I need to generate bins from a data.frame based on the values of one column. I have tried the function "cut".
For example: I want to create bins of air temperature values in the column "AirTDay" in a data frame:
AirTDay (oC)
8.16
10.88
5.28
19.82
23.62
13.14
28.84
32.21
17.44
31.21
I need the bin intervals to include all values in a range of 2 degrees centigrade from that initial value (i.e. 8-9.99, 10-11.99, 12-13.99...), to be labelled with the average value of the range (i.e. 9.5, 10.5, 12.5...), and to respect blank cells, returning "NA" in the bins column.
The output should look as:
Air_T (oC) TBins
8.16 8.5
10.88 10.5
5.28 NA
NA
19.82 20.5
23.62 24.5
13.14 14.5
NA
NA
28.84 28.5
32.21 32.5
17.44 18.5
31.21 32.5
I've gotten as far as:
setwd('C:/Users/xxx')
temp_data <- read.csv("temperature.csv", sep = ",", header = TRUE)
TAir <- temp_data$AirTDay
Tmin <- round(min(TAir, na.rm = FALSE), digits = 0) # is start at minimum value
Tmax <- round(max(TAir, na.rm = FALSE), digits = 0)
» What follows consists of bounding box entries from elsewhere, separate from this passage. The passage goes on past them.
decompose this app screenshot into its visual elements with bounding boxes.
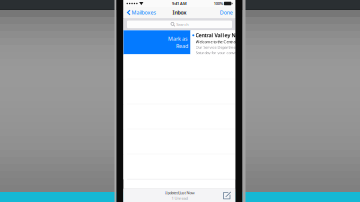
staticText: Updated Just Now: [164, 190, 194, 195]
staticText: 9:41 AM: [172, 1, 187, 6]
staticText: 100%: [214, 1, 223, 6]
staticText: 1 Unread: [172, 196, 188, 201]
staticText: Mark as: [168, 35, 188, 42]
staticText: Search: [176, 22, 188, 27]
staticText: Read: [176, 42, 188, 50]
staticText: Saturday for your conve: [196, 50, 236, 55]
button[interactable]: Search: [127, 21, 232, 28]
staticText: Inbox: [172, 9, 186, 16]
staticText: Mailboxes: [131, 9, 156, 16]
staticText: Central Valley Nissan: [196, 32, 250, 39]
staticText: Our Service Department: [196, 44, 238, 50]
button[interactable]: Done: [218, 7, 236, 18]
button[interactable]: Mark as: [124, 30, 190, 54]
button[interactable]: Compose: [221, 190, 233, 201]
button[interactable]: Mailboxes: [124, 7, 158, 18]
staticText: Done: [220, 9, 233, 16]
staticText: Welcome to the Central: [196, 39, 236, 44]
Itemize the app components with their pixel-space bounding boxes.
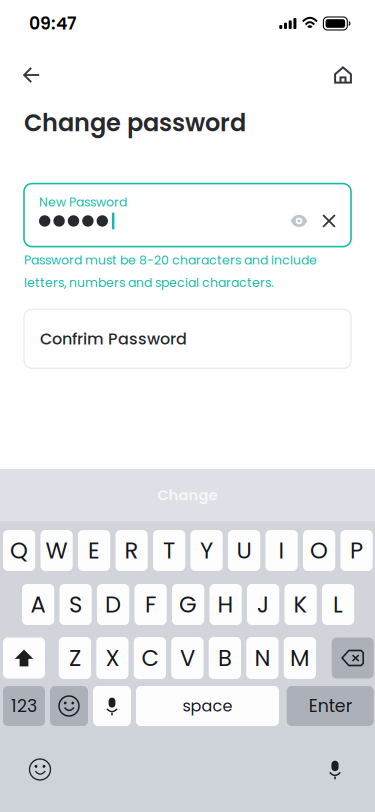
staticText: N <box>254 642 270 674</box>
button[interactable]: U <box>228 530 260 571</box>
staticText: Q <box>10 535 28 566</box>
staticText: New Password <box>39 194 127 211</box>
button[interactable]: Z <box>59 637 91 679</box>
staticText: R <box>125 535 139 566</box>
button[interactable]: Home <box>308 53 352 97</box>
staticText: H <box>218 589 234 620</box>
staticText: T <box>163 535 175 566</box>
staticText: Y <box>200 535 213 566</box>
button[interactable]: Clear <box>315 210 343 232</box>
staticText: L <box>333 589 343 620</box>
button[interactable]: M <box>284 637 316 679</box>
button[interactable]: 123 <box>3 686 45 726</box>
staticText: X <box>105 642 119 674</box>
staticText: space <box>182 695 232 717</box>
button[interactable]: I <box>266 530 298 571</box>
button[interactable]: Emoji <box>50 686 88 726</box>
button[interactable]: A <box>22 584 54 625</box>
button[interactable]: Dictate <box>315 750 355 790</box>
button[interactable]: F <box>134 584 167 625</box>
button[interactable]: B <box>209 637 241 679</box>
staticText: W <box>46 535 68 566</box>
button[interactable]: W <box>40 530 73 571</box>
staticText: K <box>294 589 308 620</box>
button[interactable]: Enter <box>284 686 374 726</box>
button[interactable]: S <box>60 584 92 625</box>
staticText: Change password <box>24 106 246 140</box>
staticText: A <box>31 589 46 620</box>
staticText: 09:47 <box>29 11 76 36</box>
button[interactable]: O <box>303 530 335 571</box>
button[interactable]: Back <box>23 53 67 97</box>
button[interactable]: Q <box>3 530 35 571</box>
staticText: P <box>350 535 363 566</box>
staticText: G <box>179 589 197 620</box>
button[interactable]: X <box>96 637 128 679</box>
button[interactable]: K <box>284 584 317 625</box>
staticText: V <box>180 642 195 674</box>
button[interactable]: J <box>247 584 279 625</box>
button[interactable]: Emoji <box>20 750 60 790</box>
button[interactable]: D <box>97 584 129 625</box>
staticText: Change <box>158 485 218 505</box>
staticText: B <box>218 642 232 674</box>
staticText: M <box>290 642 310 674</box>
staticText: I <box>279 535 285 566</box>
staticText: S <box>69 589 82 620</box>
button[interactable]: Shift <box>3 638 45 678</box>
staticText: Password must be 8-20 characters and inc… <box>24 252 317 269</box>
button[interactable]: T <box>153 530 185 571</box>
button[interactable]: V <box>171 637 204 679</box>
staticText: F <box>145 589 156 620</box>
button[interactable]: Delete <box>332 638 374 678</box>
staticText: 123 <box>11 694 37 718</box>
button[interactable]: Show password <box>286 210 312 232</box>
button[interactable]: L <box>322 584 354 625</box>
staticText: E <box>88 535 100 566</box>
button[interactable]: G <box>172 584 204 625</box>
staticText: O <box>310 535 328 566</box>
button[interactable]: C <box>134 637 166 679</box>
button[interactable]: Y <box>190 530 223 571</box>
button[interactable]: N <box>246 637 278 679</box>
staticText: letters, numbers and special characters. <box>24 274 274 291</box>
staticText: U <box>237 535 252 566</box>
button[interactable]: P <box>340 530 373 571</box>
button[interactable]: H <box>210 584 242 625</box>
staticText: Enter <box>309 694 352 718</box>
button[interactable]: E <box>78 530 110 571</box>
staticText: J <box>257 589 269 620</box>
button[interactable]: space <box>136 686 279 726</box>
button[interactable]: Dictate <box>93 686 131 726</box>
staticText: Confrim Password <box>40 328 187 350</box>
staticText: Z <box>69 642 81 674</box>
staticText: D <box>105 589 121 620</box>
staticText: C <box>141 642 158 674</box>
button[interactable]: R <box>116 530 148 571</box>
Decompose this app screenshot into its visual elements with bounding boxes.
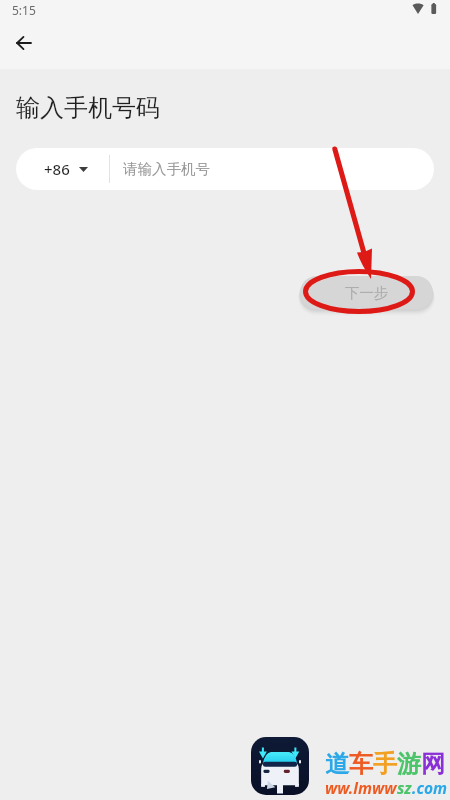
button[interactable]: +86 — [16, 148, 109, 190]
staticText: 手 — [373, 749, 397, 779]
staticText: sz — [397, 777, 412, 798]
staticText: 5:15 — [12, 2, 36, 18]
staticText: 道 — [325, 749, 349, 779]
button[interactable]: 请输入手机号 — [110, 148, 434, 190]
staticText: .com — [412, 777, 448, 798]
staticText: 请输入手机号 — [123, 160, 210, 178]
staticText: 网 — [421, 749, 445, 779]
button[interactable]: Back — [6, 25, 41, 61]
staticText: 游 — [397, 749, 421, 779]
staticText: 车 — [349, 749, 373, 779]
staticText: 下一步 — [345, 284, 389, 302]
button[interactable]: 下一步 — [300, 276, 433, 309]
staticText: +86 — [44, 159, 70, 179]
staticText: 输入手机号码 — [16, 93, 160, 123]
staticText: ww.lmww — [325, 777, 397, 798]
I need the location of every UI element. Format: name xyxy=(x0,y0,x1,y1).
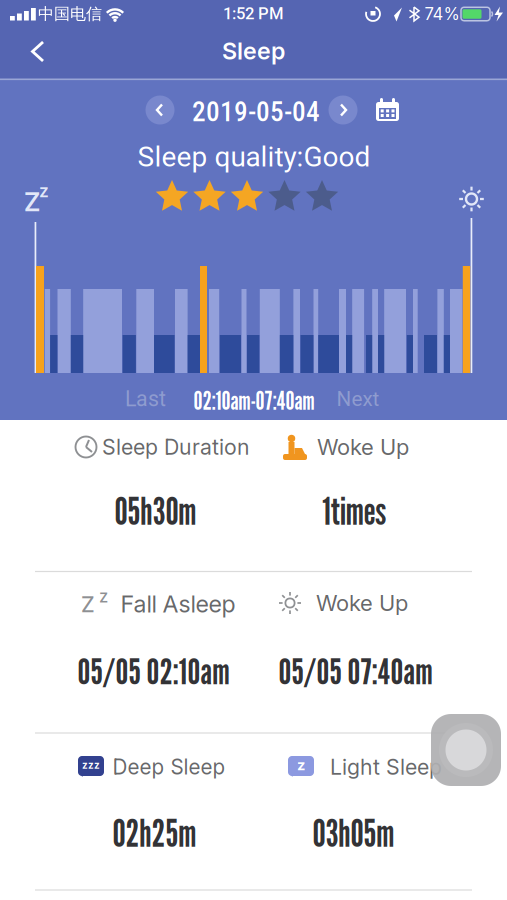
staticText: Next xyxy=(336,387,380,411)
staticText: 中国电信 xyxy=(38,4,102,24)
staticText: zzz xyxy=(82,759,100,771)
staticText: 74% xyxy=(424,4,460,24)
staticText: Woke Up xyxy=(317,434,409,460)
button[interactable] xyxy=(431,714,501,786)
staticText: 1times xyxy=(322,489,386,533)
button[interactable] xyxy=(28,39,50,64)
button[interactable]: Next xyxy=(336,387,380,411)
staticText: z xyxy=(297,756,305,774)
staticText: 1:52 PM xyxy=(223,4,284,23)
staticText: z xyxy=(39,180,49,202)
button[interactable] xyxy=(374,97,400,123)
staticText: Sleep xyxy=(222,37,285,65)
staticText: z xyxy=(99,586,108,607)
staticText: Light Sleep xyxy=(330,754,442,780)
staticText: Z xyxy=(24,187,40,217)
button[interactable] xyxy=(146,96,174,124)
staticText: 02h25m xyxy=(112,811,196,855)
staticText: 03h05m xyxy=(312,811,394,855)
button[interactable]: Last xyxy=(125,386,166,412)
button[interactable] xyxy=(328,96,358,124)
staticText: Sleep quality:Good xyxy=(138,141,370,173)
staticText: Fall Asleep xyxy=(120,590,236,618)
staticText: Last xyxy=(125,386,166,412)
staticText: 02:10am-07:40am xyxy=(194,385,314,416)
staticText: 05/05 02:10am xyxy=(78,649,230,693)
staticText: Woke Up xyxy=(316,590,408,616)
staticText: 05h30m xyxy=(114,489,196,533)
staticText: Z xyxy=(81,592,95,617)
staticText: Deep Sleep xyxy=(112,754,226,780)
staticText: 05/05 07:40am xyxy=(278,649,432,693)
staticText: Sleep Duration xyxy=(102,434,250,460)
staticText: 2019-05-04 xyxy=(192,96,320,128)
button[interactable]: 2019-05-04 xyxy=(192,96,320,128)
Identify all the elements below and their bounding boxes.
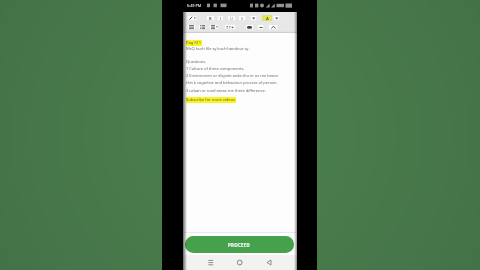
button[interactable] (245, 24, 254, 30)
button[interactable] (259, 255, 297, 270)
button[interactable]: A (262, 15, 272, 21)
staticText: Pag 511 (186, 40, 202, 46)
staticText: Questions. (186, 59, 207, 65)
staticText: S (241, 16, 244, 21)
button[interactable] (268, 24, 278, 30)
staticText: U (230, 16, 233, 21)
staticText: T (229, 26, 231, 30)
staticText: 2 Environmen or disjoint wola thu er os … (186, 73, 278, 79)
staticText: 6:49 PM (187, 3, 202, 8)
staticText: A (266, 16, 269, 21)
staticText: B (209, 16, 212, 21)
button[interactable]: B (206, 15, 215, 21)
button[interactable]: S (238, 15, 246, 21)
button[interactable] (209, 24, 219, 30)
button[interactable] (187, 15, 197, 21)
staticText: 3 urban or rural areas me three differen… (186, 88, 266, 94)
button[interactable] (198, 24, 206, 30)
staticText: PROCEED (228, 242, 251, 248)
staticText: I (220, 16, 222, 21)
button[interactable] (183, 255, 221, 270)
staticText: T (226, 25, 229, 30)
staticText: this k cognitive and behaviour process o… (186, 80, 278, 86)
button[interactable] (257, 24, 264, 30)
staticText: Subscribe for more videos. (186, 97, 236, 103)
button[interactable]: I (217, 15, 224, 21)
button[interactable]: PROCEED (185, 236, 294, 253)
button[interactable] (187, 24, 196, 30)
staticText: 1 Culture of three components. (186, 66, 245, 72)
button[interactable] (250, 15, 257, 21)
button[interactable] (221, 255, 259, 270)
button[interactable] (273, 15, 280, 21)
button[interactable]: T (224, 24, 236, 30)
button[interactable]: U (227, 15, 236, 21)
staticText: McQ kuch file sy kuch handout sy . (186, 46, 251, 52)
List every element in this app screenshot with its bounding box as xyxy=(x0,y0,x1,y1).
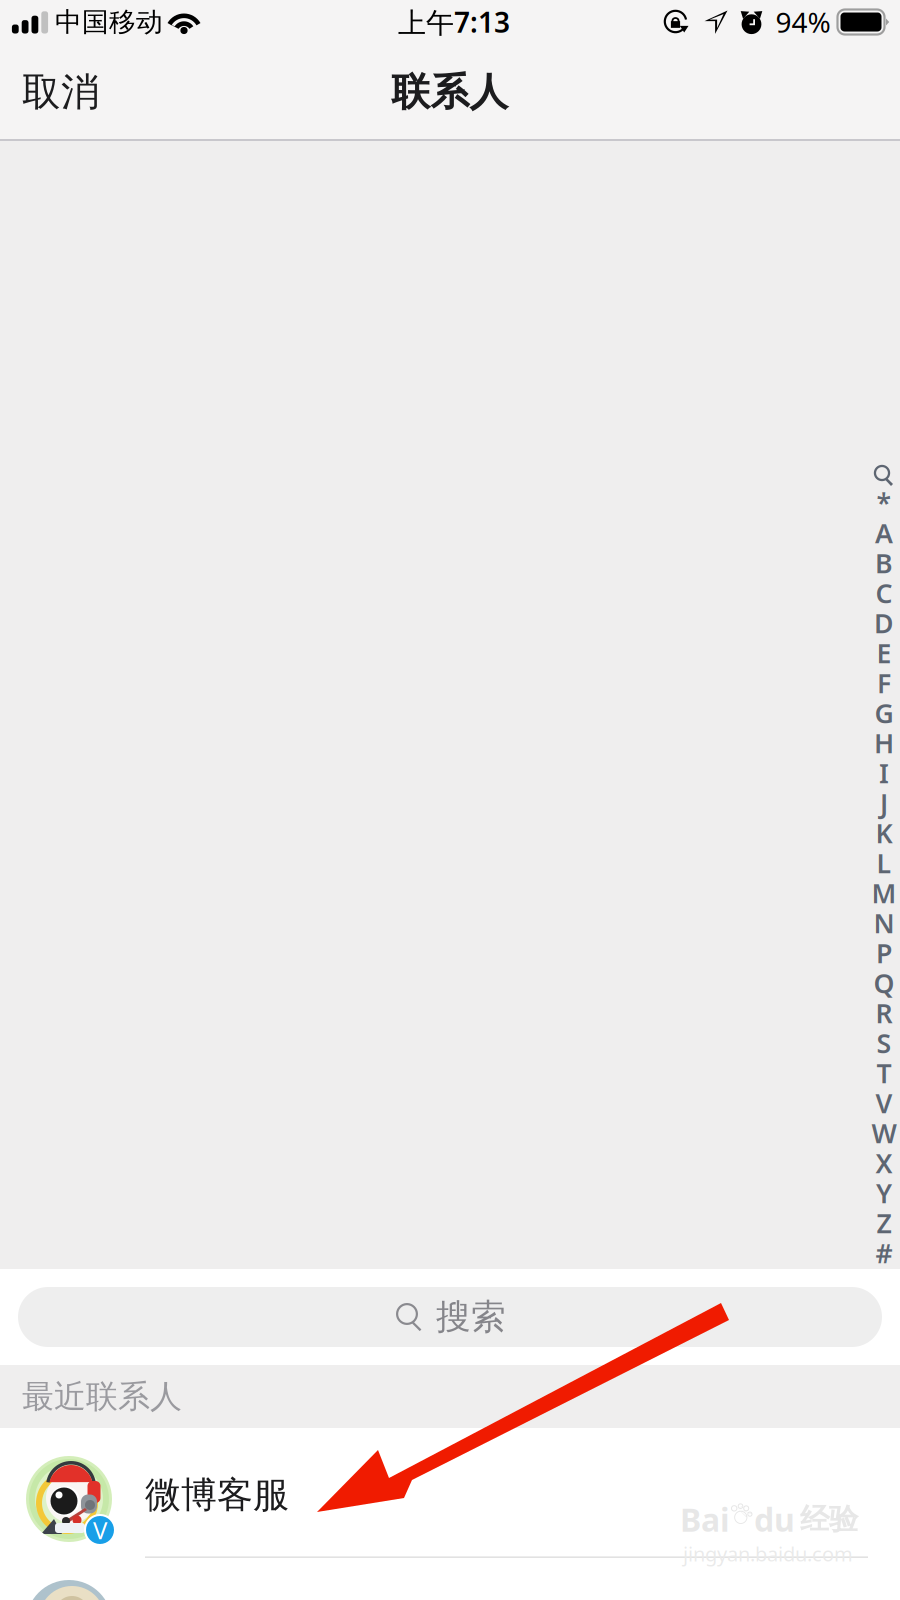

int <- 2 # bin ranges 2 degrees
mean_int <- int/2
int_range <- seq(Tmin, Tmax + int, int) # generate bin sequence
bin_label <- seq(Tmin + mean_int, Tmax + mean_int, int) # generate labels
temp_data$TBins <- cut(TAir, breaks = int_range, ordered_result = FALSE, labels = bin_label)
The output table looks correct, but for some reason it shows a sequential additional column, shifts column names, and collapse all values eliminating blank cells. Something like this:
Air_T (oC) TBins
1 8.16 8.5
2 10.88 10.5
3 5.28 NA
4 19.82 20.5
5 23.62 24.5
6 13.14 14.5
7 28.84 28.5
8 32.21 32.5
9 17.44 18.5
10 31.21 32.5
Any ideas on where am I failing and how to solve it?